À l’occasion de la 70ᵉ session de la Commission de la condition de la femme des Nations unies, tenue à New York, la Première ministre de la République démocratique du Congo, Judith Suminwa Tuluka, a une nouvelle fois porté la voix de Kinshasa sur la scène internationale. La Première ministre congolaise a dénoncé la recrudescence des violences sexuelles dans l’Est de la RDC, qu’elle qualifie d’armes de guerre utilisées dans le cadre du conflit impliquant notamment la rébellion AFC/M23. Devant la communauté internationale, elle a appelé à des sanctions contre les responsables et à une mobilisation mondiale pour la justice et la réparation des victimes.

Judith Suminwa Tuluka, a une nouvelle fois porté la voix de Kinshasa sur la scène internationale.
Lors d’un événement parallèle organisé conjointement avec le gouvernement ukrainien, la Cheffe du gouvernement congolais a dénoncé l’utilisation systématique des violences sexuelles dans le conflit qui secoue l’Est du pays.
Selon elle, la guerre qui ravage cette région depuis plus de deux décennies ne se limite pas aux affrontements armés. « À l’Est de la RDC, la guerre ne se déroule pas seulement sur les champs de bataille. Elle se mène aussi sur le corps des femmes, des filles et des enfants », a-t-elle déclaré devant l’assistance, évoquant une stratégie de terreur visant à briser les communautés.
Cette prise de parole s’inscrit dans le cadre du plaidoyer mené par Kinshasa pour obtenir des sanctions internationales contre les acteurs impliqués dans l’instabilité persistante dans l’Est du pays, notamment la rébellion de l’Alliance Fleuve Congo et du Mouvement du 23 mars (AFC/M23), que les autorités congolaises accusent d’être soutenue par le Rwanda.

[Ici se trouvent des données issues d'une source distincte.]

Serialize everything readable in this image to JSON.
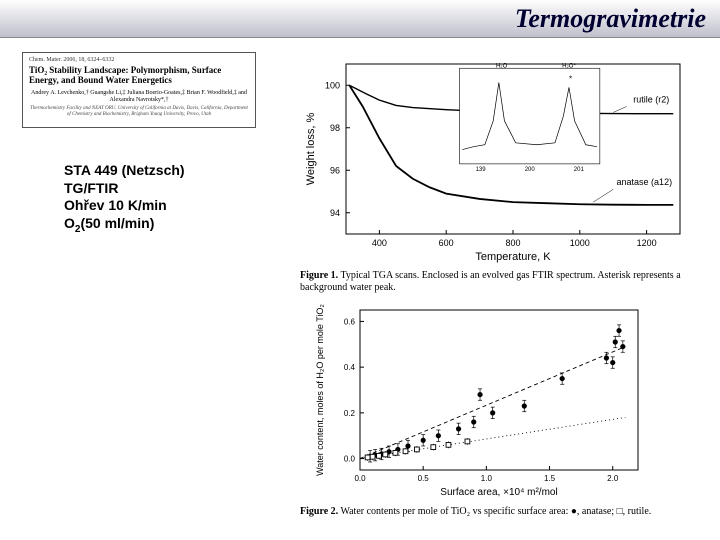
{
  "page_title": "Termogravimetrie",
  "paper_header": {
    "journal": "Chem. Mater. 2006, 18, 6324–6332",
    "title": "TiO₂ Stability Landscape: Polymorphism, Surface Energy, and Bound Water Energetics",
    "authors": "Andrey A. Levchenko,† Guangshe Li,‡ Juliana Boerio-Goates,‡ Brian F. Woodfield,‡ and Alexandra Navrotsky*,†",
    "affiliation": "Thermochemistry Facility and NEAT ORU, University of California at Davis, Davis, California, Department of Chemistry and Biochemistry, Brigham Young University, Provo, Utah"
  },
  "experiment": {
    "line1": "STA 449 (Netzsch)",
    "line2": "TG/FTIR",
    "line3": "Ohřev 10 K/min",
    "line4_pre": "O",
    "line4_sub": "2",
    "line4_post": "(50 ml/min)"
  },
  "figure1": {
    "xlabel": "Temperature, K",
    "ylabel": "Weight loss, %",
    "label_fontsize": 11,
    "tick_fontsize": 9,
    "xlim": [
      300,
      1300
    ],
    "ylim": [
      93,
      101
    ],
    "xticks": [
      400,
      600,
      800,
      1000,
      1200
    ],
    "yticks": [
      94,
      96,
      98,
      100
    ],
    "curves": {
      "rutile": {
        "label": "rutile (r2)",
        "color": "#000000",
        "linewidth": 1.4,
        "points": [
          [
            310,
            100
          ],
          [
            360,
            99.6
          ],
          [
            400,
            99.3
          ],
          [
            450,
            99.05
          ],
          [
            500,
            98.95
          ],
          [
            600,
            98.85
          ],
          [
            700,
            98.78
          ],
          [
            800,
            98.74
          ],
          [
            900,
            98.7
          ],
          [
            1000,
            98.68
          ],
          [
            1100,
            98.67
          ],
          [
            1200,
            98.66
          ],
          [
            1280,
            98.66
          ]
        ]
      },
      "anatase": {
        "label": "anatase (a12)",
        "color": "#000000",
        "linewidth": 1.8,
        "points": [
          [
            310,
            100
          ],
          [
            350,
            99.0
          ],
          [
            400,
            97.5
          ],
          [
            450,
            96.2
          ],
          [
            500,
            95.6
          ],
          [
            550,
            95.2
          ],
          [
            600,
            94.9
          ],
          [
            700,
            94.65
          ],
          [
            800,
            94.5
          ],
          [
            900,
            94.45
          ],
          [
            1000,
            94.4
          ],
          [
            1100,
            94.38
          ],
          [
            1200,
            94.37
          ],
          [
            1280,
            94.37
          ]
        ]
      }
    },
    "inset": {
      "title_left": "H₂O",
      "title_right": "H₂O*",
      "xlabel_ticks": [
        "139",
        "200",
        "201"
      ],
      "small_fontsize": 6
    },
    "caption": "Figure 1.  Typical TGA scans. Enclosed is an evolved gas FTIR spectrum. Asterisk represents a background water peak."
  },
  "figure2": {
    "xlabel": "Surface area, ×10⁴ m²/mol",
    "ylabel": "Water content, moles of H₂O per mole TiO₂",
    "label_fontsize": 10,
    "tick_fontsize": 8,
    "xlim": [
      0,
      2.2
    ],
    "ylim": [
      -0.05,
      0.65
    ],
    "xticks": [
      0.0,
      0.5,
      1.0,
      1.5,
      2.0
    ],
    "yticks": [
      0.0,
      0.2,
      0.4,
      0.6
    ],
    "series": {
      "anatase": {
        "marker": "circle_filled",
        "color": "#000000",
        "points": [
          [
            0.08,
            0.01
          ],
          [
            0.12,
            0.015
          ],
          [
            0.17,
            0.02
          ],
          [
            0.23,
            0.03
          ],
          [
            0.3,
            0.04
          ],
          [
            0.38,
            0.055
          ],
          [
            0.5,
            0.08
          ],
          [
            0.62,
            0.1
          ],
          [
            0.78,
            0.13
          ],
          [
            0.9,
            0.16
          ],
          [
            0.95,
            0.28
          ],
          [
            1.05,
            0.2
          ],
          [
            1.3,
            0.23
          ],
          [
            1.6,
            0.35
          ],
          [
            1.95,
            0.44
          ],
          [
            2.0,
            0.42
          ],
          [
            2.02,
            0.51
          ],
          [
            2.05,
            0.56
          ],
          [
            2.08,
            0.49
          ]
        ],
        "errorbar": 0.025
      },
      "rutile": {
        "marker": "square_open",
        "color": "#000000",
        "points": [
          [
            0.06,
            0.005
          ],
          [
            0.1,
            0.008
          ],
          [
            0.15,
            0.012
          ],
          [
            0.2,
            0.018
          ],
          [
            0.28,
            0.025
          ],
          [
            0.36,
            0.032
          ],
          [
            0.45,
            0.04
          ],
          [
            0.58,
            0.05
          ],
          [
            0.7,
            0.06
          ],
          [
            0.85,
            0.075
          ]
        ],
        "errorbar": 0.015
      }
    },
    "fit_lines": {
      "anatase_dashed": {
        "dash": "4,3",
        "points": [
          [
            0,
            0
          ],
          [
            2.1,
            0.49
          ]
        ]
      },
      "rutile_dotted": {
        "dash": "1,3",
        "points": [
          [
            0,
            0
          ],
          [
            2.1,
            0.18
          ]
        ]
      }
    },
    "caption_pre": "Figure 2.  Water contents per mole of TiO₂ vs specific surface area:  ",
    "caption_anatase": "●, anatase; ",
    "caption_rutile": "□, rutile."
  },
  "colors": {
    "axis": "#000000",
    "background": "#ffffff"
  }
}
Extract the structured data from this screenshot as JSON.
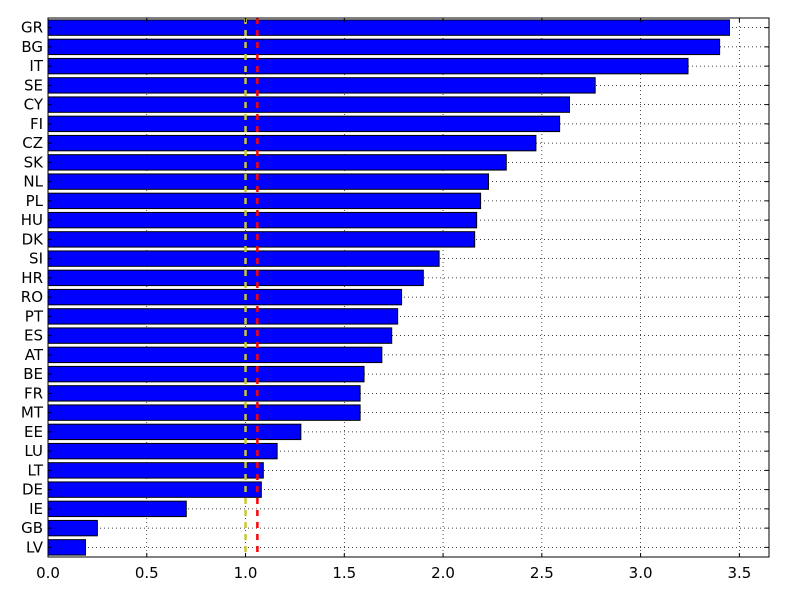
{
  "chart_data": {
    "type": "bar",
    "orientation": "horizontal",
    "categories": [
      "GR",
      "BG",
      "IT",
      "SE",
      "CY",
      "FI",
      "CZ",
      "SK",
      "NL",
      "PL",
      "HU",
      "DK",
      "SI",
      "HR",
      "RO",
      "PT",
      "ES",
      "AT",
      "BE",
      "FR",
      "MT",
      "EE",
      "LU",
      "LT",
      "DE",
      "IE",
      "GB",
      "LV"
    ],
    "values": [
      3.45,
      3.4,
      3.24,
      2.77,
      2.64,
      2.59,
      2.47,
      2.32,
      2.23,
      2.19,
      2.17,
      2.16,
      1.98,
      1.9,
      1.79,
      1.77,
      1.74,
      1.69,
      1.6,
      1.58,
      1.58,
      1.28,
      1.16,
      1.09,
      1.08,
      0.7,
      0.25,
      0.19
    ],
    "xlim": [
      0,
      3.65
    ],
    "xticks": [
      "0.0",
      "0.5",
      "1.0",
      "1.5",
      "2.0",
      "2.5",
      "3.0",
      "3.5"
    ],
    "xtick_values": [
      0,
      0.5,
      1.0,
      1.5,
      2.0,
      2.5,
      3.0,
      3.5
    ],
    "reference_lines": [
      {
        "x": 1.0,
        "color": "#c8c832",
        "style": "dashed"
      },
      {
        "x": 1.06,
        "color": "#ff0000",
        "style": "dashed"
      }
    ],
    "grid": true,
    "bar_color": "#0000ff",
    "title": "",
    "xlabel": "",
    "ylabel": ""
  }
}
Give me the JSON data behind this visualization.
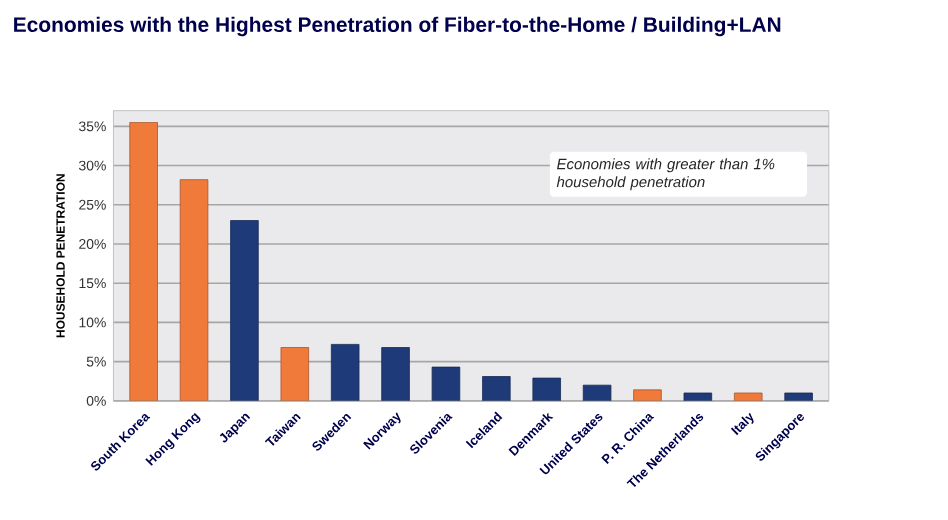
{
  "chart_data": {
    "type": "bar",
    "title": "Economies with the Highest Penetration of Fiber-to-the-Home / Building+LAN",
    "ylabel": "HOUSEHOLD PENETRATION",
    "categories": [
      "South Korea",
      "Hong Kong",
      "Japan",
      "Taiwan",
      "Sweden",
      "Norway",
      "Slovenia",
      "Iceland",
      "Denmark",
      "United States",
      "P. R. China",
      "The Netherlands",
      "Italy",
      "Singapore"
    ],
    "values": [
      35.5,
      28.2,
      23.0,
      6.8,
      7.2,
      6.8,
      4.3,
      3.1,
      2.9,
      2.0,
      1.4,
      1.0,
      1.0,
      1.0
    ],
    "colors": [
      "#f07a3a",
      "#f07a3a",
      "#1f3a78",
      "#f07a3a",
      "#1f3a78",
      "#1f3a78",
      "#1f3a78",
      "#1f3a78",
      "#1f3a78",
      "#1f3a78",
      "#f07a3a",
      "#1f3a78",
      "#f07a3a",
      "#1f3a78"
    ],
    "ylim": [
      0,
      37
    ],
    "yticks": [
      {
        "value": 0,
        "label": "0%"
      },
      {
        "value": 5,
        "label": "5%"
      },
      {
        "value": 10,
        "label": "10%"
      },
      {
        "value": 15,
        "label": "15%"
      },
      {
        "value": 20,
        "label": "20%"
      },
      {
        "value": 25,
        "label": "25%"
      },
      {
        "value": 30,
        "label": "30%"
      },
      {
        "value": 35,
        "label": "35%"
      }
    ],
    "grid": "y",
    "annotations": [
      "Economies with greater than 1% household penetration"
    ]
  }
}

La Première ministre a rappelé que l’ampleur des atrocités commises en RDC avait déjà été documentée dans le Rapport Mapping des Nations unies publié en 2010 par le Haut-Commissariat aux droits de l’homme. Plus d’une décennie plus tard, la situation demeure préoccupante. Citant des données de l’UNICEF, elle a révélé que les violences sexuelles contre les enfants ont triplé depuis janvier 2025 dans un contexte de recrudescence des affrontements armés.
Face à cette crise humanitaire, le gouvernement congolais affirme avoir engagé plusieurs réformes pour lutter contre l’impunité et renforcer la justice transitionnelle. Sous l’impulsion du président Félix Tshisekedi, Kinshasa a relancé la politique nationale de réforme de la justice (2017-2026) et entrepris la modernisation du système judiciaire, notamment à travers la numérisation des procédures et le renforcement des institutions.
La Cheffe du gouvernement a également mis en avant plusieurs mécanismes destinés à soutenir les victimes. Parmi eux figure le Fonds national de réparation des victimes des violences sexuelles liées aux conflits et des crimes contre la paix et la sécurité de l’humanité (FONAREV), présenté comme un outil majeur pour passer d’une réponse humanitaire ponctuelle à une politique durable de réparation.
Autre initiative citée : le Plan national d’action sur la Résolution 1325 du Conseil de sécurité des Nations unies, adopté en 2025, qui vise à renforcer la participation des femmes aux processus de paix et à améliorer leur protection dans les zones de conflit.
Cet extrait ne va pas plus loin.